One goal of the CAP2.0 process was to recognize what additional actions would be needed to reach the CRO emission goals after evaluating the actions that have already been committed to being implemented. To accomplish this goal the CAP2.0 process focused on understanding what actions the ECC Partners had committed to completing over the next 5-10 years, measuring the impact of those actions, and comparing that analysis to the CRO emission goals. Further detail on the ECC Partner actions can be found in Sections 5 and 6 and in Appendix 3.
Figure 1 shows multiple ways Eugene tracks progress towards the CRO goals:
This method accounts for locally produced emissions and emissions created somewhere else in order to produce goods and services consumed locally. This circle includes all emissions from fossil fuel use and other sources of local emissions.

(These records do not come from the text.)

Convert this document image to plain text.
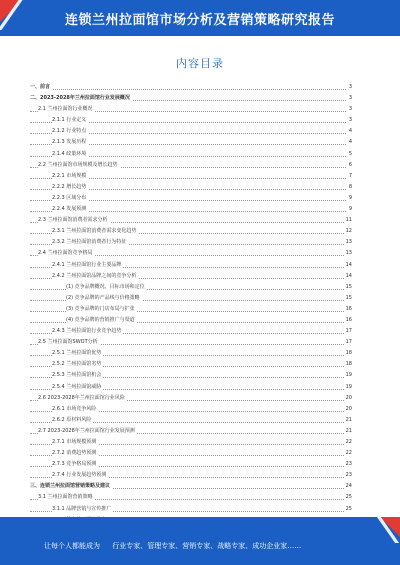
连锁兰州拉面馆市场分析及营销策略研究报告
内容目录
一、前言	3
二、2023-2028年兰州拉面馆行业发展概况	3
2.1 兰州拉面馆行业概况	3
2.1.1 行业定义	3
2.1.2 行业特点	4
2.1.3 发展历程	4
2.1.4 政策环境	5
2.2 兰州拉面馆市场规模及增长趋势	6
2.2.1 市场规模	7
2.2.2 增长趋势	8
2.2.3 区域分布	9
2.2.4 发展预测	9
2.3 兰州拉面馆消费者需求分析	11
2.3.1 兰州拉面馆消费者需求变化趋势	12
2.3.2 兰州拉面馆消费者行为特征	13
2.4 兰州拉面馆竞争格局	13
2.4.1 兰州拉面馆行业主要品牌	14
2.4.2 兰州拉面馆品牌之间的竞争分析	14
(1) 竞争品牌概况、目标市场和定位	15
(2) 竞争品牌的产品线与价格策略	15
(3) 竞争品牌的门店布局与扩张	16
(4) 竞争品牌的营销推广与渠道	16
2.4.3 兰州拉面馆行业竞争趋势	17
2.5 兰州拉面馆SWOT分析	17
2.5.1 兰州拉面馆优势	18
2.5.2 兰州拉面馆劣势	18
2.5.3 兰州拉面馆机会	19
2.5.4 兰州拉面馆威胁	19
2.6 2023-2028年兰州拉面馆行业风险	20
2.6.1 市场竞争风险	20
2.6.2 原材料风险	21
2.7 2023-2028年兰州拉面馆行业发展预测	21
2.7.1 市场规模预测	22
2.7.2 消费趋势预测	22
2.7.3 竞争格局预测	23
2.7.4 行业发展趋势预测	23
三、连锁兰州拉面馆营销策略及建议	24
3.1 兰州拉面馆营销策略	25
3.1.1 品牌营销与宣传推广	25
让每个人都能成为 行业专家、管理专家、营销专家、战略专家、成功企业家……
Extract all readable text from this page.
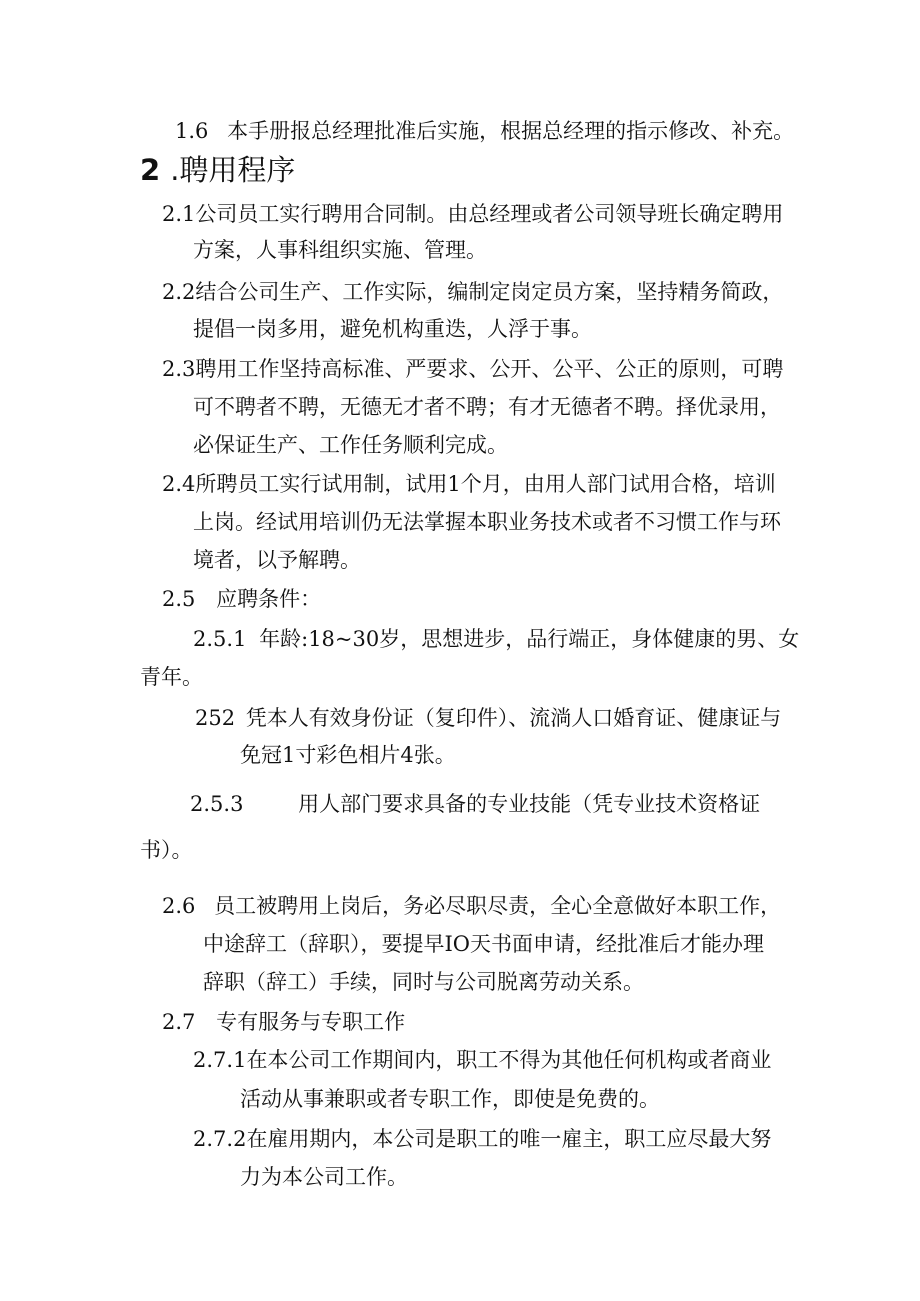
1.6 本手册报总经理批准后实施，根据总经理的指示修改、补充。
2 .聘用程序
2.1公司员工实行聘用合同制。由总经理或者公司领导班长确定聘用
方案，人事科组织实施、管理。
2.2结合公司生产、工作实际，编制定岗定员方案，坚持精务简政，
提倡一岗多用，避免机构重迭，人浮于事。
2.3聘用工作坚持高标准、严要求、公开、公平、公正的原则，可聘
可不聘者不聘，无德无才者不聘；有才无德者不聘。择优录用，
必保证生产、工作任务顺利完成。
2.4所聘员工实行试用制，试用1个月，由用人部门试用合格，培训
上岗。经试用培训仍无法掌握本职业务技术或者不习惯工作与环
境者，以予解聘。
2.5 应聘条件：
2.5.1 年龄:18~30岁，思想进步，品行端正，身体健康的男、女
青年。
252 凭本人有效身份证（复印件）、流淌人口婚育证、健康证与
免冠1寸彩色相片4张。
2.5.3	用人部门要求具备的专业技能（凭专业技术资格证
书）。
2.6 员工被聘用上岗后，务必尽职尽责，全心全意做好本职工作，
中途辞工（辞职），要提早IO天书面申请，经批准后才能办理
辞职（辞工）手续，同时与公司脱离劳动关系。
2.7 专有服务与专职工作
2.7.1在本公司工作期间内，职工不得为其他任何机构或者商业
活动从事兼职或者专职工作，即使是免费的。
2.7.2在雇用期内，本公司是职工的唯一雇主，职工应尽最大努
力为本公司工作。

Emissions are forecasted to reach 3.13 Million MTCO2e by 2030 if the community continues with its current growth and consumption patterns. For more details on the calculations and assumptions on figures 2 and 3 please see Appendix 1.

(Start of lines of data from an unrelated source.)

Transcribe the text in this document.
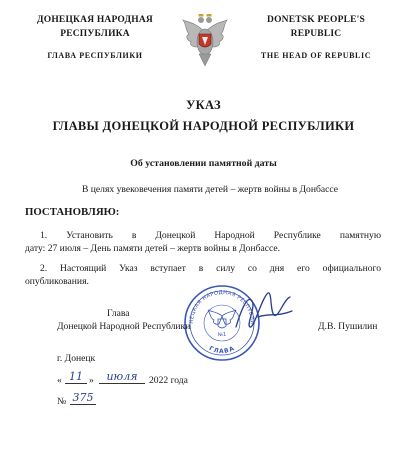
ДОНЕЦКАЯ НАРОДНАЯ
РЕСПУБЛИКА
ГЛАВА РЕСПУБЛИКИ
DONETSK PEOPLE'S
REPUBLIC
THE HEAD OF REPUBLIC
УКАЗ
ГЛАВЫ ДОНЕЦКОЙ НАРОДНОЙ РЕСПУБЛИКИ
Об установлении памятной даты
В целях увековечения памяти детей – жертв войны в Донбассе
ПОСТАНОВЛЯЮ:
1. Установить в Донецкой Народной Республике памятную
дату: 27 июля – День памяти детей – жертв войны в Донбассе.
2. Настоящий Указ вступает в силу со дня его официального
опубликования.
НЕЦКАЯ НАРОДНАЯ РЕСПУБЛИ
ГЛАВА
№1
Глава
Донецкой Народной Республики	Д.В. Пушилин
г. Донецк
« 11 »	июля	2022 года
№ 375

Figure 3 illustrates that ECC Partner actions will lead to local reductions of about 700,000 MTCO2e.
Community emissions can be modeled using three “buckets” to represent the primary sources: energy used in buildings, transportation fuels, and consumption.
Local policy can have the most impact on transportation fuels and energy used in buildings. While local actions can reduce emissions from the consumption bucket, actions are needed from all levels of government and other sectors to make substantial reductions. The strategics described in the remainder of this document are related to local emissions.